Thursday, March 22, 2007

not the shape in my mind

It's strange, living in a new country. Everything is exactly the same: I still want grapes for breakfast and I still have to blow my nose when I first wake up and my hair still gets frizzy when it rains. It's the sameness that gets to me, the things that are so perfectly like to the way things have always been, and it feels wrong, as though everything is somehow mis-aligned, that these things should have changed along with everything else, that would be easier, to see everything change all at once and get used to the new order of things. But to have to examine each article, each item, each moment of my day as it occurs, every instant, everything, to compare whether it's familiar or suddenly morphed into a new, still recognizable but indisputably changed moment ... M doesn't seem to mind, to notice how many millions of things are different; indeed, he thrives on the change; wild foreignness and disappointingly familiar; like the same cookies in foreign packaging, made from materials in Trenton; packaged in Saskatchewan.

Tuesday, March 13, 2007

The skies begin to clear, and I'm at rest.

I lost my motivation long ago. Looking back, fighting the haze of memory, I remember being mildly surprised but unconcerned that first, crucial year. I told myself that I wanted to want to care. Was it true? Did I really want to care, after I had fought so long and hard and been so terribly betrayed? Yes, betrayed. That is the word that has taken me eight years to write.

The garbage truck empties the dumpster outside my window, reminding me where I am, and when. It has been years since those first months of clouded judgment, self-destructiveness fueled by intense self-hatred, stemming from years of quelched anger. Oh, how angry I was. How angry I still am. I moved through my teens with the same intensity a teenage girl cuts herself, ripping the skin apart hoping to put a picture to her rage, screaming through her silence.

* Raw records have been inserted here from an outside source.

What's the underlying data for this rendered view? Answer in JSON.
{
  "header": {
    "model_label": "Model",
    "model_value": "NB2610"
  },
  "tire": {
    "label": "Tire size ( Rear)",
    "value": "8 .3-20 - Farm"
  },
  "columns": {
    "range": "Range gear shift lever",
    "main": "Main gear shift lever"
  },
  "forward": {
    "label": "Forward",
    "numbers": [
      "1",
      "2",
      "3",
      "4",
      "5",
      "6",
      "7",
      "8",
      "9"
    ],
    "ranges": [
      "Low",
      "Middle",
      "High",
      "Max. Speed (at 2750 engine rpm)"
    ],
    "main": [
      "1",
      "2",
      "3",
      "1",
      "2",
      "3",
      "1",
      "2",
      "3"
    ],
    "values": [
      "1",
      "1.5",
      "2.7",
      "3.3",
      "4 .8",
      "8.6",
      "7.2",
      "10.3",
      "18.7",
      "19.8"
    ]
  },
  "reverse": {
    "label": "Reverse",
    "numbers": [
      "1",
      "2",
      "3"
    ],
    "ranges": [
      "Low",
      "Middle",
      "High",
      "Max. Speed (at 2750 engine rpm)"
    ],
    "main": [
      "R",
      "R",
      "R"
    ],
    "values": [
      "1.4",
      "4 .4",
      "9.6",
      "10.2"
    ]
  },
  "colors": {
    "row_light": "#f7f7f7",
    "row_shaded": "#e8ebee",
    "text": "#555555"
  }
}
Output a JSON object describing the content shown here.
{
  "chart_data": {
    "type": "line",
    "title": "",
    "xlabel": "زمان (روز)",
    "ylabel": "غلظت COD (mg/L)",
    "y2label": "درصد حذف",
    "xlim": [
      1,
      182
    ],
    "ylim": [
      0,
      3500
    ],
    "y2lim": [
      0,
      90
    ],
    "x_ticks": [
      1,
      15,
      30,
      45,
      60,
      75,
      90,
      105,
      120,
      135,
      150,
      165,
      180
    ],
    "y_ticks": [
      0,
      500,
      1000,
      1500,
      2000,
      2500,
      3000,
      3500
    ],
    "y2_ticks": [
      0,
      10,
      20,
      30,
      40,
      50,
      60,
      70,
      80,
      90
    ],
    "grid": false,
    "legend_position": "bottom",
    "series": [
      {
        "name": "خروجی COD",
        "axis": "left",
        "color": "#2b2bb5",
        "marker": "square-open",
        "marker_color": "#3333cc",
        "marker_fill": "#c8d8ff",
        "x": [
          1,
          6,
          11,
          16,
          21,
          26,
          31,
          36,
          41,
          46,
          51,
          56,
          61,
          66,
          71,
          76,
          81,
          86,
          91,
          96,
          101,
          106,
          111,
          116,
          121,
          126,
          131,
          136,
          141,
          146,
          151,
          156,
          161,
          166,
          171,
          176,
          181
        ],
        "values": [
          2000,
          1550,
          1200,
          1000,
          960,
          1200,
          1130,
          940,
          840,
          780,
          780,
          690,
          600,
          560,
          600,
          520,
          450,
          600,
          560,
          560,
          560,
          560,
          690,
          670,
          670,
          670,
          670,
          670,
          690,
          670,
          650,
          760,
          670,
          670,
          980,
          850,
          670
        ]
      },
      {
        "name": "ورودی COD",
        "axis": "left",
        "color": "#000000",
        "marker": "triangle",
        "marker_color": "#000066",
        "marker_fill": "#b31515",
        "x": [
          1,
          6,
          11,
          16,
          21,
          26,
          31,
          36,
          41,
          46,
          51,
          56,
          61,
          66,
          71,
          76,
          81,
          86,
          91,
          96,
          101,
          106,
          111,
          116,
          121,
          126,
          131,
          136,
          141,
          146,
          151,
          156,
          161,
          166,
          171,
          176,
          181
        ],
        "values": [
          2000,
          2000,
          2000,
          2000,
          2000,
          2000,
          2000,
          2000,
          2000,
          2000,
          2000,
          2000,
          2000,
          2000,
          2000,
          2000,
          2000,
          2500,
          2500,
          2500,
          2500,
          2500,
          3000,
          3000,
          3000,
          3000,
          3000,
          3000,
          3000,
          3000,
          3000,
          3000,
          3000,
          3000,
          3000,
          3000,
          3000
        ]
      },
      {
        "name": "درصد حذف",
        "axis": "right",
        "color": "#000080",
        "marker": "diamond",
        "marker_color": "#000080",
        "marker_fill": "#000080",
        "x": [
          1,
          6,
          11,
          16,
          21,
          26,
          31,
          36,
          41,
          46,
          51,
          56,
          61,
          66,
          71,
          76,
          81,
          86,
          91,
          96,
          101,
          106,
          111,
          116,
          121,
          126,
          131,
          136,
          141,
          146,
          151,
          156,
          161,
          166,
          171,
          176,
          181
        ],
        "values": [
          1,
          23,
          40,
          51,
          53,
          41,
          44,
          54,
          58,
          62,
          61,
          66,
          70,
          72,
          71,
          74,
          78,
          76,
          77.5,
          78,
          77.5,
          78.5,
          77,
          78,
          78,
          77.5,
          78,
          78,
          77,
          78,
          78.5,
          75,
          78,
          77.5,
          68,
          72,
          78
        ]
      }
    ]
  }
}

It surprises me, to write this. In the shower, still nursing the hangover from two nights ago, I recited Hemmingway's (or was it King's?) dictate over in my mind: one true thing. If you can find one true thing to put on the page, then you have something to write about. Just write one true thing, one thing you know is absolutely real. Now I know two true things: I lost my motivation long ago, and, with it, my self worth.